Question: $(\sin^{-1}x)^2+(\sin^{-1}y)^2+2(\sin^{-1}x)(\sin^{-1}y)=\pi^2$, then $x^2+y^2$ is equal to:...

Question

$(\sin^{-1}x)^2+(\sin^{-1}y)^2+2(\sin^{-1}x)(\sin^{-1}y)=\pi^2$ , then $x^2+y^2$ is equal to:

Answer 1

Solution

The given equation is $(\sin^{-1}x)^2+(\sin^{-1}y)^2+2(\sin^{-1}x)(\sin^{-1}y)=\pi^2$ . This can be rewritten as:

$(\sin^{-1}x + \sin^{-1}y)^2 = \pi^2$

Taking the square root of both sides:

$\sin^{-1}x + \sin^{-1}y = \pm \pi$

Since the range of $\sin^{-1}u$ is $[-\frac{\pi}{2}, \frac{\pi}{2}]$ , we have $-\frac{\pi}{2} \le \sin^{-1}x \le \frac{\pi}{2}$ and $-\frac{\pi}{2} \le \sin^{-1}y \le \frac{\pi}{2}$ . Thus, $-\pi \le \sin^{-1}x + \sin^{-1}y \le \pi$ .

Case 1: $\sin^{-1}x + \sin^{-1}y = \pi$

This is only possible if $\sin^{-1}x = \frac{\pi}{2}$ and $\sin^{-1}y = \frac{\pi}{2}$ . Therefore, $x = \sin(\frac{\pi}{2}) = 1$ and $y = \sin(\frac{\pi}{2}) = 1$ . In this case, $x^2 + y^2 = 1^2 + 1^2 = 2$ .

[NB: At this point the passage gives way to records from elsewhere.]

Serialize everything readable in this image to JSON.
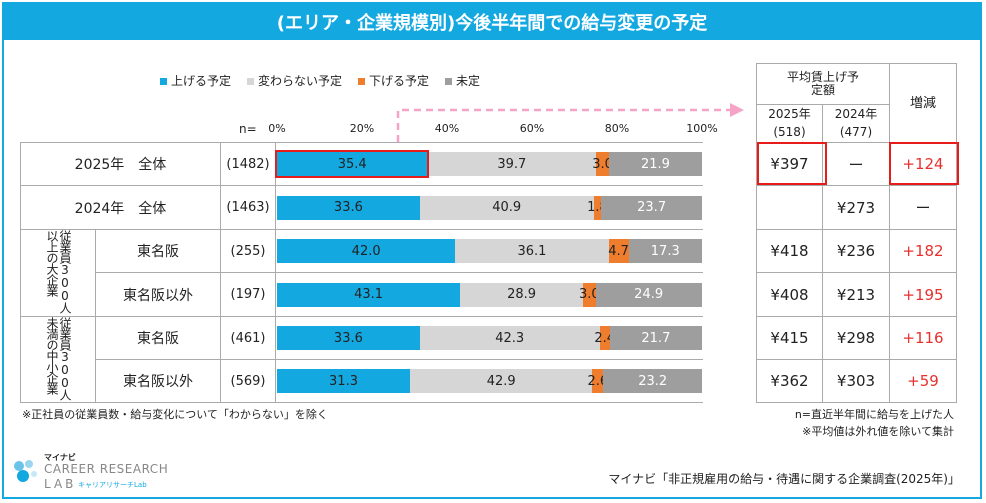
{
  "title": "(エリア・企業規模別)今後半年間での給与変更の予定",
  "legend": [
    {
      "label": "上げる予定",
      "color": "#14a8e1"
    },
    {
      "label": "変わらない予定",
      "color": "#d6d6d6"
    },
    {
      "label": "下げる予定",
      "color": "#ef7d2e"
    },
    {
      "label": "未定",
      "color": "#9e9e9e"
    }
  ],
  "n_prefix": "n=",
  "ticks": [
    "0%",
    "20%",
    "40%",
    "60%",
    "80%",
    "100%"
  ],
  "groups": [
    {
      "label": "従業員300人以上の大企業"
    },
    {
      "label": "従業員300人未満の中小企業"
    }
  ],
  "chart_data": {
    "type": "bar",
    "orientation": "horizontal",
    "stacked": true,
    "unit": "%",
    "xlim": [
      0,
      100
    ],
    "series_names": [
      "上げる予定",
      "変わらない予定",
      "下げる予定",
      "未定"
    ],
    "rows": [
      {
        "label": "2025年　全体",
        "n": "(1482)",
        "values": [
          35.4,
          39.7,
          3.0,
          21.9
        ]
      },
      {
        "label": "2024年　全体",
        "n": "(1463)",
        "values": [
          33.6,
          40.9,
          1.8,
          23.7
        ]
      },
      {
        "label": "東名阪",
        "n": "(255)",
        "values": [
          42.0,
          36.1,
          4.7,
          17.3
        ]
      },
      {
        "label": "東名阪以外",
        "n": "(197)",
        "values": [
          43.1,
          28.9,
          3.0,
          24.9
        ]
      },
      {
        "label": "東名阪",
        "n": "(461)",
        "values": [
          33.6,
          42.3,
          2.4,
          21.7
        ]
      },
      {
        "label": "東名阪以外",
        "n": "(569)",
        "values": [
          31.3,
          42.9,
          2.6,
          23.2
        ]
      }
    ]
  },
  "table": {
    "header_main": "平均賃上げ予定額",
    "col2025": "2025年",
    "col2024": "2024年",
    "n2025": "(518)",
    "n2024": "(477)",
    "diff_header": "増減",
    "rows": [
      {
        "v2025": "¥397",
        "v2024": "ー",
        "diff": "+124"
      },
      {
        "v2025": "",
        "v2024": "¥273",
        "diff": "ー"
      },
      {
        "v2025": "¥418",
        "v2024": "¥236",
        "diff": "+182"
      },
      {
        "v2025": "¥408",
        "v2024": "¥213",
        "diff": "+195"
      },
      {
        "v2025": "¥415",
        "v2024": "¥298",
        "diff": "+116"
      },
      {
        "v2025": "¥362",
        "v2024": "¥303",
        "diff": "+59"
      }
    ]
  },
  "footnotes": {
    "left": "※正社員の従業員数・給与変化について「わからない」を除く",
    "right1": "n=直近半年間に給与を上げた人",
    "right2": "※平均値は外れ値を除いて集計",
    "source": "マイナビ「非正規雇用の給与・待遇に関する企業調査(2025年)」"
  },
  "logo": {
    "small": "マイナビ",
    "line1": "CAREER RESEARCH",
    "line2": "LAB",
    "sub": "キャリアリサーチLab"
  },
  "colors": {
    "accent": "#14a8e1",
    "highlight": "#e81b1b",
    "positive": "#e8302c"
  }
}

Case 2: $\sin^{-1}x + \sin^{-1}y = -\pi$

This is only possible if $\sin^{-1}x = -\frac{\pi}{2}$ and $\sin^{-1}y = -\frac{\pi}{2}$ . Therefore, $x = \sin(-\frac{\pi}{2}) = -1$ and $y = \sin(-\frac{\pi}{2}) = -1$ . In this case, $x^2 + y^2 = (-1)^2 + (-1)^2 = 2$ .

In both cases, $x^2 + y^2 = 2$ .